Ich beginne mit einem Gespräch im Thüringer Winter, knapp 25 Jahre nach dem Mauerfall. Wir stehen vor einem kleinen Lokal in einem einsamen Tal und trinken Glühwein. Ein älterer Mann mit weißem Hemd und Wanderschuhen spricht mich freundlich auf meinen Leitartikel an, den ich zum dunkelsten Kapitel der Einheitsgeschichte geschrieben hatte: Die Mordserie an Ausländern, verübt von jungen Neonazis, der NSU, aus Thüringen. „Gestatten Sie?“, fragt er, „eines hat mir nicht gefallen in Ihrem Kommentar: Sie schieben uns die Schuld an den Neonazis und der NSU zu.“
Mit „uns“ meint er die Menschen im Osten. Mit „nicht gefallen“ meint er die kollektive Schuldzuweisung, die vermeintliche. „Nein“, antworte ich, „ich habe nur Fragen gestellt: Kann es sein, dass die Revolution von 1989 junge Leute aus der Bahn geworfen hat?“
„Das glaube ich nicht“, sagt der Mann, „wir hatten im Osten doch niemals Nazis. Die waren alle in den Westen gegangen und kamen dort bis in die höchsten Stellen. Nein, mit den Nazis hatten wir nichts zu tun.“ Wir sprechen über die alte Bundesrepublik, über das Schweigen der Eltern, wenn die Kinder im Westen nach der Schuld fragten, wir sprechen über den Auschwitz-Prozess und die Achtundsechziger, die den Stab über ihre Eltern brachen.

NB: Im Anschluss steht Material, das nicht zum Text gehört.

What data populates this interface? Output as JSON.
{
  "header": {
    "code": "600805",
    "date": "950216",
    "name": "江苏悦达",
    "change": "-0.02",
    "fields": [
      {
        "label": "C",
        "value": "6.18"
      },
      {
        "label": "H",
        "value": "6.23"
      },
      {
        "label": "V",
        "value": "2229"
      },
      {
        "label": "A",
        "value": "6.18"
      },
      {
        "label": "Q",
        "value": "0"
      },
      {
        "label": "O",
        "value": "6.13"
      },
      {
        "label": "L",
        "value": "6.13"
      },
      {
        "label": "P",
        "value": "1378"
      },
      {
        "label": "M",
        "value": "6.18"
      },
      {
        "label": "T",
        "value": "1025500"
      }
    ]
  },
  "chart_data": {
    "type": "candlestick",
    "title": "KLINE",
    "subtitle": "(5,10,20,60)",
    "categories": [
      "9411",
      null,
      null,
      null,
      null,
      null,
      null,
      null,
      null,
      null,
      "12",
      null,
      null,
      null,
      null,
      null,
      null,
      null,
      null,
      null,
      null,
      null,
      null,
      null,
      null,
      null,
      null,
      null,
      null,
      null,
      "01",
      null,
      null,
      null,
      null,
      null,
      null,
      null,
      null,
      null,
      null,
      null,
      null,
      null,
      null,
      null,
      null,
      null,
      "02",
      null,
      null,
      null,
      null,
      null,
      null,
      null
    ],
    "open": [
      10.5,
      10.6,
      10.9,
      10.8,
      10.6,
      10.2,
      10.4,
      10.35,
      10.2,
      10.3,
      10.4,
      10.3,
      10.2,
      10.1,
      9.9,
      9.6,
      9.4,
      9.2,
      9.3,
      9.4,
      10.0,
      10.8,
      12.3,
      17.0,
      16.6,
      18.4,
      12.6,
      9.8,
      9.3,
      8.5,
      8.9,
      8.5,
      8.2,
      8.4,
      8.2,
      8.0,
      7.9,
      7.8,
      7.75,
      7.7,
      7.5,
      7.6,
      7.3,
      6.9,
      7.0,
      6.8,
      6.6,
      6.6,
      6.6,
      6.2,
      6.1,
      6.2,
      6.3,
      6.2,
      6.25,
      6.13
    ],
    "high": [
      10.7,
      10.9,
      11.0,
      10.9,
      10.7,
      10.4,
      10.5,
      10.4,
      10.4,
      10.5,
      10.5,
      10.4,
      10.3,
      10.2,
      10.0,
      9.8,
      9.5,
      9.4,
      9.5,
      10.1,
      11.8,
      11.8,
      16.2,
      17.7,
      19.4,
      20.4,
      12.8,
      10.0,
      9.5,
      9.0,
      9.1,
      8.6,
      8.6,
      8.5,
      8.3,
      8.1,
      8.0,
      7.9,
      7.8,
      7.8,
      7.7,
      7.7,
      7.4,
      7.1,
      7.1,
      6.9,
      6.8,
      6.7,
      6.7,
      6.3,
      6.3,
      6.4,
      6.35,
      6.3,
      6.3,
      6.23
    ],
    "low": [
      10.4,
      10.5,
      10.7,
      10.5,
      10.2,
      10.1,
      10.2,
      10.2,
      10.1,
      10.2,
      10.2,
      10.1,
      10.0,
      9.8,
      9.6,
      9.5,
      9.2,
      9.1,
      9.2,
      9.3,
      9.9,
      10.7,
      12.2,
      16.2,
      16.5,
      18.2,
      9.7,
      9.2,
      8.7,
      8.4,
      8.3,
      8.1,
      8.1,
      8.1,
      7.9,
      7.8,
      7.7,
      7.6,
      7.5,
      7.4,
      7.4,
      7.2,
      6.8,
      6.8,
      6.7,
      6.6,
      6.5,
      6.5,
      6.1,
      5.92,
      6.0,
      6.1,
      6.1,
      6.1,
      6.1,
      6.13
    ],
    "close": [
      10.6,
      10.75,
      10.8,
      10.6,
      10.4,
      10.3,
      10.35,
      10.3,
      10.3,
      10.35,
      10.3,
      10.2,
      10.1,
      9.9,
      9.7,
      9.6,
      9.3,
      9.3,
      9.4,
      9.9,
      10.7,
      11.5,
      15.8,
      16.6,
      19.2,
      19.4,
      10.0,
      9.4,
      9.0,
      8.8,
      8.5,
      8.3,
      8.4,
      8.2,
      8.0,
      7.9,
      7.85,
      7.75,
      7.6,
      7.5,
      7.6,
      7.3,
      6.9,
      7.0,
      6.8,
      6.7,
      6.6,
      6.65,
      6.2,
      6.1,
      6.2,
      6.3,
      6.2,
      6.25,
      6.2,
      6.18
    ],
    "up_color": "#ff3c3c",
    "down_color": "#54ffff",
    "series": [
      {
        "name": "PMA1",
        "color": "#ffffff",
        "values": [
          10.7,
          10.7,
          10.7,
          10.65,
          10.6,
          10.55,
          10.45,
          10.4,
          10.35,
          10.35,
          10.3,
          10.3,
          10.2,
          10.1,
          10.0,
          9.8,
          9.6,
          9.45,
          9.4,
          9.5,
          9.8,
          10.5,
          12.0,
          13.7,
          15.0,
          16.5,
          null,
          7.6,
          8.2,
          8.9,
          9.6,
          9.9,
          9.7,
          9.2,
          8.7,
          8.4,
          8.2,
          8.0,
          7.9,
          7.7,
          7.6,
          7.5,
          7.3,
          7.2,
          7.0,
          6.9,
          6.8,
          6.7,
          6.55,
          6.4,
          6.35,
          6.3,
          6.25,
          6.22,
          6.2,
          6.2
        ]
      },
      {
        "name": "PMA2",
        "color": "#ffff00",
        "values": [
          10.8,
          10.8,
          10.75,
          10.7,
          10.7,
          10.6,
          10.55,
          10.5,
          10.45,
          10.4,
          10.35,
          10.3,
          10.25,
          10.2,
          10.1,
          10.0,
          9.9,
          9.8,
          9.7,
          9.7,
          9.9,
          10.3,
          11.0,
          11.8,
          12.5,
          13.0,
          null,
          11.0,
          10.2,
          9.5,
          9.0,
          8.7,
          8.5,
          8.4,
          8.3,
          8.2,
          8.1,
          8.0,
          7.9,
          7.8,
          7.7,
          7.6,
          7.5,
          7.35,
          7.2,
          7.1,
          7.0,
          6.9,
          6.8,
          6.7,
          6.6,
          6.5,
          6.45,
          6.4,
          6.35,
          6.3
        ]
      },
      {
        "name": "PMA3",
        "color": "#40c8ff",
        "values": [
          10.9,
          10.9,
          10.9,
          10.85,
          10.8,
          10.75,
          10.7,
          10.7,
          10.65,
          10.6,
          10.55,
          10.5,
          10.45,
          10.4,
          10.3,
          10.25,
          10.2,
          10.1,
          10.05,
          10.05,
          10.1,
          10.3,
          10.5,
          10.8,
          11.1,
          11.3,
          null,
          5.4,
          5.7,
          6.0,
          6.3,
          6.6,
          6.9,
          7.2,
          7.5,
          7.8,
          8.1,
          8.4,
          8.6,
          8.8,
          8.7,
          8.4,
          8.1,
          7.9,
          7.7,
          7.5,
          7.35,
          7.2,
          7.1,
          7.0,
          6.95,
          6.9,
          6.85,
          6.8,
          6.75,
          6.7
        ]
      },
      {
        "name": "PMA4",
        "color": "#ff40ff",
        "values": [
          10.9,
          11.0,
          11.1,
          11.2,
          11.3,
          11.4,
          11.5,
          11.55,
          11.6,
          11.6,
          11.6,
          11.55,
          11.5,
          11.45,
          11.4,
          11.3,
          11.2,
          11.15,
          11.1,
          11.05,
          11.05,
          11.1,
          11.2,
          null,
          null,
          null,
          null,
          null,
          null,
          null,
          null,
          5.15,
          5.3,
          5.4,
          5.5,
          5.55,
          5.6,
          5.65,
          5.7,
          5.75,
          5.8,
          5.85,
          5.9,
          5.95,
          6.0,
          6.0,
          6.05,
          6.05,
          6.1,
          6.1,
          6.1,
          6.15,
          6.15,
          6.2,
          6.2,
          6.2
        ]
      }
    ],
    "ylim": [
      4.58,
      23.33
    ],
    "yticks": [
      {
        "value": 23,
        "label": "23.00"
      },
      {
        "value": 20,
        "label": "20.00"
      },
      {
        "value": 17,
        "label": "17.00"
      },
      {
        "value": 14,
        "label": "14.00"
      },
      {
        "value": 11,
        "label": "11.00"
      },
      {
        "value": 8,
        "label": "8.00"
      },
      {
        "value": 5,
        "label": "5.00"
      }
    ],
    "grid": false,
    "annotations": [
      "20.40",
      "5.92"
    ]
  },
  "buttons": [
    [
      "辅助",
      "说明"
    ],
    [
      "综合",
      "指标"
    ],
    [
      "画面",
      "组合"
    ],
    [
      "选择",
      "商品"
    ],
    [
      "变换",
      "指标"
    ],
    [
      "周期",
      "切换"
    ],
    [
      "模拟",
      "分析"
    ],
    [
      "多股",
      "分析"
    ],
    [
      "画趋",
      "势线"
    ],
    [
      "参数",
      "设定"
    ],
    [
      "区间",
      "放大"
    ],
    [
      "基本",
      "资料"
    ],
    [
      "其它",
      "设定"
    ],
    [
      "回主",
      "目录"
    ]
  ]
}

Und wir sprechen über den NSU-Prozess und die Mutter von Uwe Böhnhardt, einem der Neonazis im terroristischen Untergrund: Als Zeugin rang sie vor den Richtern mit der Schuld, auch ihrer eigenen – aber nennt auch die Wende, die Schulreform, die ignoranten Lehrer.
„Die Wende war eine schwere Zeit“, sagt der ältere Mann, „wir waren den Jungen keine Hilfe, sie mussten – wie wir Alten auch – schon selber zusehen, wie sie zurecht kamen. Da ist wohl mancher abgerutscht. Woher sollten wir wissen, wie das geht in der Freiheit?“
Wir sollten darüber sprechen, antworte ich, wir müssen zuerst die Fragen stellen und sollten dann die Antworten suchen – nicht nur als Eltern von Terroristen, die vor Gericht Zeugnis ablegen müssen. „Ja“, sagt der Mann, „das geht ja in einer Demokratie. Aber das haben wir nicht gelernt, und das müssen wir noch lernen.“ Die Kälte kriecht unter die Daunenjacke, der Becher Glühwein ist leer. Wir verabschieden uns freundlich. „Aber Sie haben mich beleidigt mit Ihrem Leitartikel“, ruft er mir beim Weggehen zu. Ich nicke nur. Was kann man gegen Gefühle sagen?